Back in 2000 at the FDA, Bridget Meyer (Rosario Dawson) is looking to reign in Purdue and OxyContin. At a meeting with the watchdog agency, Bridget lays out her reasons for a reevaluation of Oxy only to be steam rolled by the uncooperative bureaucrats. Bridget is sounding a warning bell about the dangers of Oxy, but the FDA officials see the drug as a miracle for those in pain.

Meanwhile, Dr. Finnix is spiraling deep into a hole of addiction. The doctor knows that he is in trouble and tries to quit the drug cold turkey. When Billy (Will Poulter) returns to visit Finnix, the changes in the doctor are obvious. Finnix questions Billy about addiction and then proceeds to berate the young salesperson for selling poison. Furious over his own predicament, Finnix punches Billy in the face and throws him out of his office. Finnix warns Billy that if he ever comes back, he will kill him.

Betsy has an uncomfortable reunion with her ex-girlfriend Grace (Cleopatra Coleman). Telling her that she is only passing through town, Grace leaves money for Betsy, which Betsy proceeds to use to fund a drug trip to Florida, where it is easy to buy Oxy at pain clinics.

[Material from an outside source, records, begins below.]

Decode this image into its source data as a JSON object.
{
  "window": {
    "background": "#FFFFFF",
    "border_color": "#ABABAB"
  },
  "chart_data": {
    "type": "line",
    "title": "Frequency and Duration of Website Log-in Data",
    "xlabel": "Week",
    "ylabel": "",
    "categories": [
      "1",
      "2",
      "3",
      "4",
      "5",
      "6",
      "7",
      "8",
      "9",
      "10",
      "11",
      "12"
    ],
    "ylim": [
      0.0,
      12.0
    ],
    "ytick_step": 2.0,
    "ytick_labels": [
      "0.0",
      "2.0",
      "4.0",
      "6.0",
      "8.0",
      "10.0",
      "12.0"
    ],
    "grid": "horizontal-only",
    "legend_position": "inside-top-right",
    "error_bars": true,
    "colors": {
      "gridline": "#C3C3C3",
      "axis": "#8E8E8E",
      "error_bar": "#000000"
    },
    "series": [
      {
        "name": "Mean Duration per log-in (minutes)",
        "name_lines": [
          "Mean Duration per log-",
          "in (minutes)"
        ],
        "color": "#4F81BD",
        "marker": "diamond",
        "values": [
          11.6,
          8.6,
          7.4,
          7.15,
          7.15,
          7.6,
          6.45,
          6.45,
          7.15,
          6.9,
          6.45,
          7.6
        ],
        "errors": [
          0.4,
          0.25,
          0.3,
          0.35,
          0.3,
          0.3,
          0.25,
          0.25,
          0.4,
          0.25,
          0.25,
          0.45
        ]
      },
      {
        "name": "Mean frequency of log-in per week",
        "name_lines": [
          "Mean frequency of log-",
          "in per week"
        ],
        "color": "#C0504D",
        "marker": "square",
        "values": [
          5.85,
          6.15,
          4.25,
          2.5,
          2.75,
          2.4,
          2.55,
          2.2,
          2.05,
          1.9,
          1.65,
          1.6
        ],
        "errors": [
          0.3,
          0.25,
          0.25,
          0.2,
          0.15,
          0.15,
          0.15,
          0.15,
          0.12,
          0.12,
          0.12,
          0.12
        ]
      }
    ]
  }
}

Rick and Randy are digging through a mountain of paperwork supplied by Purdue, but they have a theory. The pharmaceutical company quoted a New England Journal of Medicine ‘study’ to help support their quest to eliminate chronic pain. Rick and Randy learn that the study quoted by Purdue, wasn’t a study at all. The basis of their campaign to eliminate pain is rooted in a letter to the editor of the New England Journal of Medicine.

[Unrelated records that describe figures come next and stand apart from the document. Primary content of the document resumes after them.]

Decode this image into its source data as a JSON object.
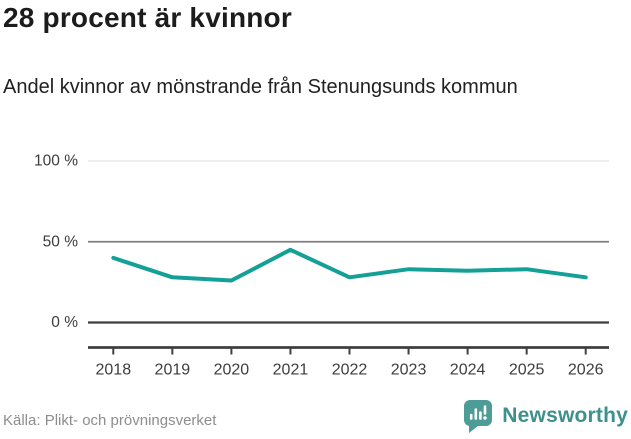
{
  "header": {
    "title": "28 procent är kvinnor",
    "subtitle": "Andel kvinnor av mönstrande från Stenungsunds kommun"
  },
  "chart_data": {
    "type": "line",
    "title": "28 procent är kvinnor",
    "subtitle": "Andel kvinnor av mönstrande från Stenungsunds kommun",
    "categories": [
      "2018",
      "2019",
      "2020",
      "2021",
      "2022",
      "2023",
      "2024",
      "2025",
      "2026"
    ],
    "series": [
      {
        "name": "Andel kvinnor av mönstrande",
        "values": [
          40,
          28,
          26,
          45,
          28,
          33,
          32,
          33,
          28
        ]
      }
    ],
    "xlabel": "",
    "ylabel": "",
    "ylim": [
      0,
      100
    ],
    "yticks": [
      {
        "value": 0,
        "label": "0 %"
      },
      {
        "value": 50,
        "label": "50 %"
      },
      {
        "value": 100,
        "label": "100 %"
      }
    ],
    "grid": true,
    "legend": "none",
    "unit": "%"
  },
  "footer": {
    "source": "Källa: Plikt- och prövningsverket",
    "brand": "Newsworthy"
  },
  "colors": {
    "line": "#14a096",
    "axis_dark": "#3f3f3f",
    "grid_mid": "#7f7f7f",
    "grid_light": "#e3e3e3",
    "tick_label": "#3d3d3d",
    "brand_teal": "#4d9c97",
    "brand_text": "#3e908c",
    "source_text": "#8d8d8d"
  }
}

Betsy comes home to find her family with Grace holding an intervention for her drug use. Overwhelmed by the actions of her loved ones, Betsy agrees to go to an addiction meeting only to be sold OxyContin in the bathroom by another attendee.

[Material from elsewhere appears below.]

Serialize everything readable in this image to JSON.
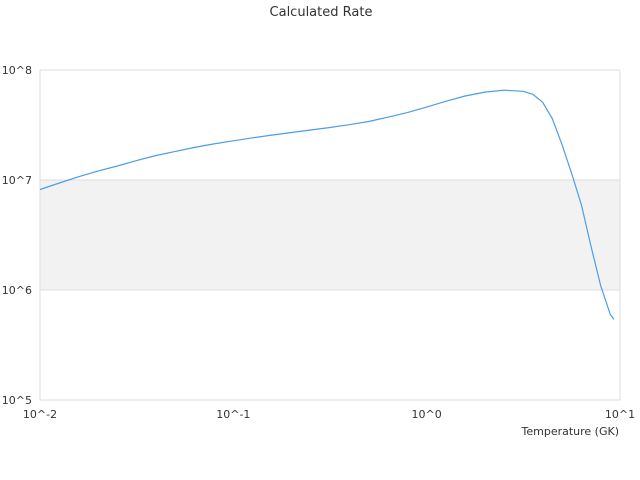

The tentacles of Oxy continue to destroy lives as we watch Dr. Finnix meet with the local drug dealer. Informed by the dealer that he should try crushing the oxy and snorting it, Finnix returns home and gets high. Hallucinating his dead wife, Dr. Finnix is left to dance the night away alone high out of his mind.

My Take:

Episode four is a lot to take in as a viewer. One on hand we see our favorite characters Dr. Finnix and Betsy spiral out of control, but we see some hope for the future through the case Rick and Randy’s are building against Purdue.

Kaitlyn Dever and Michael Keaton are nothing short of heartbreaking in their performances. Watching how each actor brings their characters' experiences to life is just a snapshot of what thousands experienced in real life. Betsy and Dr. Finnix are good people who have been swallowed into the OxyContin sinkhole. In Dever and Keaton’s performance we see an unrelenting struggle to survive. This episode alone is the proof that Dever and Keaton will be on the awards circuit in the coming year.

While the struggle of the common people is chronicled, we also see how Purdue is willing to go to extreme lengths to maintain the sales of their drug. It is shocking that a letter to the editor is the basis of Purdue’s ‘scientific study’, but corporate greed knows no boundaries.